Google Open-Sources DiffusionGemma, 26B Model Hits 1K Tokens/Sec on H100

#ai #machinelearning #research #deeplearning

Google open-sourced DiffusionGemma, a 26B-parameter diffusion text model hitting 1,000 tokens/sec on H100 — 4x faster than autoregressive models, but with lower quality.

Google released DiffusionGemma on June 10, a 26B-parameter open-weight model that generates text via diffusion. Nvidia claims 1,000 tokens per second on a single H100 GPU — roughly 4x faster than autoregressive models like Gemma 4.

Key facts

26 billion total parameters, ~4 billion active per token (MoE).
1,000 tokens per second claimed on a single H100 GPU.
Apache 2.0 license — fully open-weight.
Available on Hugging Face: google/diffusiongemma-26B-A4B-it.
Nvidia hosts free inference on NIM cloud API.

Google released DiffusionGemma, a 26-billion-parameter model that generates text not token by token but through diffusion, similar to how image AI turns noise into a picture. According to The Decoder and Simon Willison's blog, the model is available on Hugging Face as google/diffusiongemma-26B-A4B-it under an Apache 2 license — a significant departure from Google's typically more restricted model releases.

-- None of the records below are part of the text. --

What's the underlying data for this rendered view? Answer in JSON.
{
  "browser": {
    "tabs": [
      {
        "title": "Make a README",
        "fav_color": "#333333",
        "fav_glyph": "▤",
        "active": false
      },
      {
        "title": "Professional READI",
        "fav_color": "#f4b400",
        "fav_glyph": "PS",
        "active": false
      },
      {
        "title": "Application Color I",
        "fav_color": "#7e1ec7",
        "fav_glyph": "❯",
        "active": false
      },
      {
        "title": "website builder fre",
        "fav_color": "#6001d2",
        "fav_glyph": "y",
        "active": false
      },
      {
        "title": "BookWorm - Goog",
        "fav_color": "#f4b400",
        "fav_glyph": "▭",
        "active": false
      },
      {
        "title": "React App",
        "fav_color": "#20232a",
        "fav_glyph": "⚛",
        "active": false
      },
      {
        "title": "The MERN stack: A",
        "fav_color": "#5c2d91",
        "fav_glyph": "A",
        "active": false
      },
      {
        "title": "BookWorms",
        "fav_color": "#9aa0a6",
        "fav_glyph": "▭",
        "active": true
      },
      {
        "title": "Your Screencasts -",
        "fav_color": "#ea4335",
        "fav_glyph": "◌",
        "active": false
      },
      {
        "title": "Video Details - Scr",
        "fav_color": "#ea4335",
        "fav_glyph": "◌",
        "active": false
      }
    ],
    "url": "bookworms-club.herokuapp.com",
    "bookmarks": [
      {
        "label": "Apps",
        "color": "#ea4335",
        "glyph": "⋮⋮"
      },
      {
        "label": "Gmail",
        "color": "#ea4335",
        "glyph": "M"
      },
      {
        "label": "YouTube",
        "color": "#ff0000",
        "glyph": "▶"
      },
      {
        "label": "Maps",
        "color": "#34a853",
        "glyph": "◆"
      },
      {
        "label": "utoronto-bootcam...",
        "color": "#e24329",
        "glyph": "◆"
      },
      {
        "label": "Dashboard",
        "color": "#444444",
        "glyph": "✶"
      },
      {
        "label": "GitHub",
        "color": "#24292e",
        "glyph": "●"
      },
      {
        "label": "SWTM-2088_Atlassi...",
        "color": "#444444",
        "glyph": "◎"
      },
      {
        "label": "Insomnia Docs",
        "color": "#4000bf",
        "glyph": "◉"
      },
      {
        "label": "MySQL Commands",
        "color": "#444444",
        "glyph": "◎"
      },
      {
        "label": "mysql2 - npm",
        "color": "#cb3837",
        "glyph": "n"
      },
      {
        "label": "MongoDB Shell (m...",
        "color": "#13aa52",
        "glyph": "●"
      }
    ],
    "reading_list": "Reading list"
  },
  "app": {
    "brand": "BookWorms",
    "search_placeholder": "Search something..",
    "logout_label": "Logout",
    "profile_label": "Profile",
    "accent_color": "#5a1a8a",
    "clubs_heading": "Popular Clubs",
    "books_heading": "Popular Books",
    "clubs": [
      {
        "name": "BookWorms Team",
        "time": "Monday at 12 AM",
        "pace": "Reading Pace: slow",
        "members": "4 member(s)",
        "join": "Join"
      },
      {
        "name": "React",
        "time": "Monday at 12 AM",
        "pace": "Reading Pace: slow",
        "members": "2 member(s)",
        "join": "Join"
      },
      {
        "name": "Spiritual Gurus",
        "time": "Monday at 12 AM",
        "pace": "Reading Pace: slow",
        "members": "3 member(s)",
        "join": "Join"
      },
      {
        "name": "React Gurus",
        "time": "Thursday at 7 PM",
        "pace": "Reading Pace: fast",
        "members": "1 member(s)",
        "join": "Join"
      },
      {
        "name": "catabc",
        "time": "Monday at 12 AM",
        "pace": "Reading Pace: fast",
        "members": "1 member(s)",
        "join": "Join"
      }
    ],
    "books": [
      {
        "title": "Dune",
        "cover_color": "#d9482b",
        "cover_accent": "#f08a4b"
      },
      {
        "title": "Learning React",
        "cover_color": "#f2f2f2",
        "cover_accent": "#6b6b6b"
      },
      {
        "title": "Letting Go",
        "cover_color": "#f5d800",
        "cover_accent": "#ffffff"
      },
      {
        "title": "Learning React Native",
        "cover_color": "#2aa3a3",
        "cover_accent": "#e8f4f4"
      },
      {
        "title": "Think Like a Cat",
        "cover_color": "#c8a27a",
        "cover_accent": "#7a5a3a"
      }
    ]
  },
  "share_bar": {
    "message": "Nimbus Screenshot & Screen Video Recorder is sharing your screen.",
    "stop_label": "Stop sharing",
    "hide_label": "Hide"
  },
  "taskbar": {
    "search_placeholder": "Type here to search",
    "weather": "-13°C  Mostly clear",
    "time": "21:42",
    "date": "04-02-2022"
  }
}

How it works and why speed matters

DiffusionGemma eschews the standard autoregressive approach (predicting one token at a time) for a continuous diffusion process that iteratively denoises a latent representation of the entire output sequence. This parallel generation is what enables the speedup: Nvidia claims it hits about 1,000 tokens per second on a single H100 GPU, roughly four times faster than comparable autoregressive models. Simon Willison tested the model via Nvidia's NIM cloud API, reporting 2,409 tokens generated in 4.4 seconds — at least 500 tokens/second, with overhead from Python tooling, so raw inference is likely faster.

This isn't Google's first diffusion-for-text experiment. Last May, Google briefly released an experimental Gemini Diffusion model; Willison recorded it running at 857 tokens/second at the time. That research has now returned as a fully open-weight Gemma model, suggesting Google is serious about making diffusion-based text generation a production-ready alternative.

Quality trade-off and positioning

Output quality is lower, so Google is positioning it as an experimental tool for developers for now. The model is a 26B-parameter Mixture of Experts (26B-A4B), meaning only ~4B parameters are active per token — a design choice that keeps inference cheap. Nvidia is currently hosting the model for free on their NIM cloud API, lowering the barrier for developers to experiment.

Community reaction and context

Hacker News commenters noted the strategic significance: "Google keeps flexin'. It's surprising that Gemini isn't more competitive against Claude or OpenAI models for code and agentic use, because it's clear Google still has some of the best AI people in the business." The model's speed makes it particularly relevant for on-device and near-realtime use cases — a domain where Google has invested heavily, from Gemini Nano to TPU v6e deployments.

What to watch

Watch for benchmark results on standard NLP tasks (MMLU, HellaSwag, HumanEval) as the community stress-tests DiffusionGemma against Gemma 4 and Llama 4. The key question is whether the quality gap narrows with fine-tuning or larger diffusion steps. Also watch for Nvidia's NIM usage metrics — if developer adoption spikes, it signals real demand for non-autoregressive architectures.